OCF isn’t the only organization on Oglethorpe’s small campus working towards a similar goal. Created just this year, the Episcopal Student’s Association (ESA) is paving its way towards God and helping other people find the path. Though it’s focus is steeped in the Episcopal church, founder and president Margaret Light sees the organization as more than that. To her, the Episcopal church provides simply a comforting atmosphere in which those with doubts about the church can explore their faith.


“Since I’m a philosophy major, I found that it was hard to look at these huge philosophical questions about my life by myself. I felt like I didn’t have a faith community to go to for help,” said Light. “Then I remembered that this is college. I am not the only one confronting these questions and doubts. So, I wanted to create a space for people like me looking for answers.”


ESA hosts meetings every Monday, with the current turnout ranging around four to 10 people. This semester ESA conducted an “Ask a Priest Panel” where students were encouraged to ask various priests and religious leaders their biggest religious questions.


One of the people on that panel was Kat Folk, a Campus Missioner at Georgia Institute of Technology. Similar to how resident advisors provide counseling and advice for their students, Folk provides a religious outlet for her students.


While she originally worked as an industrial engineer, Folk always knew that being a campus missioner was her calling. Folk has brought to life the idea that faith and religion can be fun, working with Grace House—an organization that provides faith counseling and who’s motto is “ALL are welcome, and ALL means ALL”—to  organize a weekly event called Coffee House—where specialty coffee is handed out to students for free—and mission trips to rebuild reefs out of old oyster shells.


Grace House also partners with a program called The Passion Collective, which is a Gap Year experience for young adults looking to expand their faith. Folk herself has overseen some of these Gap Year young adults.


“It’s so exciting to walk alongside them and grow with them and pray with them,” said Folk. This program, perhaps more than anything, provides a unique combat to the aforementioned “dying of Christianity.”


Though these organizations each differ in their approach to keeping Christianity alive on college campuses, they all seem to have one goal in mind: community.
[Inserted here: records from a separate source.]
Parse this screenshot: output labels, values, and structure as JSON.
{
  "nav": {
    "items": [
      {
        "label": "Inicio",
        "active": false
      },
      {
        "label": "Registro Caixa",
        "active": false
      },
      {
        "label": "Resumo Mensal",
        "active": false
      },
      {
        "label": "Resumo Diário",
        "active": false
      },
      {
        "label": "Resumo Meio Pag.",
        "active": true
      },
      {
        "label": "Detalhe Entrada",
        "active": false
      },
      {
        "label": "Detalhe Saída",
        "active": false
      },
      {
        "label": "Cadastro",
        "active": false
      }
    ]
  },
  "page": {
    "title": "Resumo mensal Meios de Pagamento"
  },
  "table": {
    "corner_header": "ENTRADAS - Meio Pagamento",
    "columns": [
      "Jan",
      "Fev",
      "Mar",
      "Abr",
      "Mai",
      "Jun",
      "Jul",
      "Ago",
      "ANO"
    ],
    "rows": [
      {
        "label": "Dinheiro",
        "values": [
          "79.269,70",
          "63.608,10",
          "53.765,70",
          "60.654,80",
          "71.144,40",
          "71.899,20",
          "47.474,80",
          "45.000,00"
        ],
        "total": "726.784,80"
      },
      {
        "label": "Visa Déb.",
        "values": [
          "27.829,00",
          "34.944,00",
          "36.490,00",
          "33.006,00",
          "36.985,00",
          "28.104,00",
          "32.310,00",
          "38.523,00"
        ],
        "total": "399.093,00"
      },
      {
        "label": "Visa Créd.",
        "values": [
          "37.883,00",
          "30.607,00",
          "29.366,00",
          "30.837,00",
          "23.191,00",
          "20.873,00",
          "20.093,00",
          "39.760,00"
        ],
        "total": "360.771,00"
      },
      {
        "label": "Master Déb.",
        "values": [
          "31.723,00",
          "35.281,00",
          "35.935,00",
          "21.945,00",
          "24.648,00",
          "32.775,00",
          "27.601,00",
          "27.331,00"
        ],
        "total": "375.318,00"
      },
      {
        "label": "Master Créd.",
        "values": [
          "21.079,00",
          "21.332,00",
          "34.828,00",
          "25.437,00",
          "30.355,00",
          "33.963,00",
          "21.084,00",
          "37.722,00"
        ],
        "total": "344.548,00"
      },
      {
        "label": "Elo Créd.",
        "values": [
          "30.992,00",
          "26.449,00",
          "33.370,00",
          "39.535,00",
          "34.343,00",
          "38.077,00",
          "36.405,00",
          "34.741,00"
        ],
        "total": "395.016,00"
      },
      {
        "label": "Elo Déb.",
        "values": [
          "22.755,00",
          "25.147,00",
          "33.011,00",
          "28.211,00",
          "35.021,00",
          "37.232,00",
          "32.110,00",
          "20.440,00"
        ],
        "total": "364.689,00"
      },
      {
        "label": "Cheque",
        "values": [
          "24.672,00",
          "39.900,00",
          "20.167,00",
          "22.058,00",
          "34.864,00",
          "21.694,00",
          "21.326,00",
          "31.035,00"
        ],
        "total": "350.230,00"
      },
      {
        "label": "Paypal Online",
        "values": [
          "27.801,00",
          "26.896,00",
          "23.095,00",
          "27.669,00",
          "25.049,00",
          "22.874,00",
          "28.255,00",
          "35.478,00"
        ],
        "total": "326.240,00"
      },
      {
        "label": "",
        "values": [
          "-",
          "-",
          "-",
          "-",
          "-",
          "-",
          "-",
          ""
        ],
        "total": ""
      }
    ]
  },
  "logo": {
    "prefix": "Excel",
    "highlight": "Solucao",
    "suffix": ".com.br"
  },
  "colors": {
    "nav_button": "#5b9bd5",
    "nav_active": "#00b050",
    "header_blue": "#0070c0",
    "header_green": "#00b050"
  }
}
“I think what students are looking for right now is a community,” said Folk. “I think this generation wants more authentic relationship…They appreciate knowing that someone cares.”


“ESA isn’t about putting out our own message; it’s about helping other people find their message,” said Light.


“Christianity is the only religion I’ve found that’s based on relationships,” said Furst. “I know it sounds crazy, but I know I have a relationship with God.”


Perhaps it is this fostering of community and building of relationships that will impact today’s youth and the youth of the future. Perhaps, as these organizations grow and more like them are started, the statistics will change, and Christianity will level out to where it once stood. Or, perhaps the trends will keep changing, just as religions do over the years.


No matter what the circumstance, one thing is for sure: these college students will always be waiting with open arms, open minds and open souls for anyone wanting to join them.